A lengthy piece of the interview that was also not broadcast involved Ye’s ruminations about the death of Virgil Abloh, the fashion designer who was his one-time friend, and who died in November 2021. Ye accused Louis Vuitton, where Abloh worked at the time of his death, of “killing” Abloh and said he was “beefing” with the company. (Abloh died of cancer at just 41 years old.)
“Virgil was actually the third person to die of cancer in that organization,” Ye told Carlson. “So not just Black men have passed in that organization, but the third person to die of cancer that was in a higher up position in that organization. And with Paris is a different level of elitism and racism. And Virgil was the kind of guy that he didn't hold it in. And I believe it ate him up from inside.” A moment later, he added, “The level of racism, elitism and pressure that he was under, I'm sure, affected his health.”
Ye also made a strange comment, which Carlson didn’t air, about his plans to create “kinetic energy communities” built with “free energy,” a technology not currently available to human beings.
“I have visions that God gives me, just over and over, on community building and how to build these free energy, kinetic, fully kinetic energy communities,” he told Carlson, “where we impress—we put the least impression on the earth. We're not building the new New York skyline cockfight. That we are humble in the way that we present ourselves. We’ve got to rethink who we are as a species.” Including this portion of the interview might have helped audiences understand Ye’s state of mind, and general grasp on observable reality. (While Ye has said that he
stops taking his medication for periods of time, in an Instagram post earlier this year,
he also called it “dismissive” to “say I’m off my meds anytime I speak up.”)

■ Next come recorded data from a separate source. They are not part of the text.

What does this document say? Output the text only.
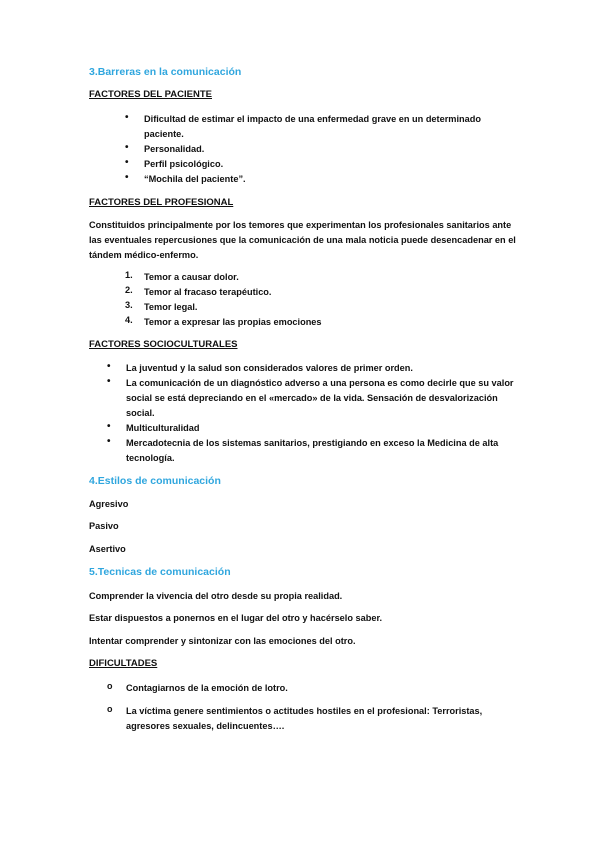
3.Barreras en la comunicación
FACTORES DEL PACIENTE
• Dificultad de estimar el impacto de una enfermedad grave en un determinado paciente.
• Personalidad.
• Perfil psicológico.
• “Mochila del paciente”.
FACTORES DEL PROFESIONAL
Constituidos principalmente por los temores que experimentan los profesionales sanitarios ante las eventuales repercusiones que la comunicación de una mala noticia puede desencadenar en el tándem médico-enfermo.
1. Temor a causar dolor.
2. Temor al fracaso terapéutico.
3. Temor legal.
4. Temor a expresar las propias emociones
FACTORES SOCIOCULTURALES
• La juventud y la salud son considerados valores de primer orden.
• La comunicación de un diagnóstico adverso a una persona es como decirle que su valor social se está depreciando en el «mercado» de la vida. Sensación de desvalorización social.
• Multiculturalidad
• Mercadotecnia de los sistemas sanitarios, prestigiando en exceso la Medicina de alta tecnología.
4.Estilos de comunicación
Agresivo
Pasivo
Asertivo
5.Tecnicas de comunicación
Comprender la vivencia del otro desde su propia realidad.
Estar dispuestos a ponernos en el lugar del otro y hacérselo saber.
Intentar comprender y sintonizar con las emociones del otro.
DIFICULTADES
o Contagiarnos de la emoción de lotro.
o La víctima genere sentimientos o actitudes hostiles en el profesional: Terroristas, agresores sexuales, delincuentes….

Carlson closed his segment on the Ye interview by declaring that the artist—whose erratic behavior has for years been at the center of
discussions about
mental health and how Black men with mental health issues are treated— is “not crazy” and “worth listening to.” He also added, approvingly, that Ye was “getting bolder” in what he has to say.
Carlson and Fox News spokespeople did not respond to multiple requests for comment. Representatives for Ye and Louis Vuitton also did not respond to requests for comment.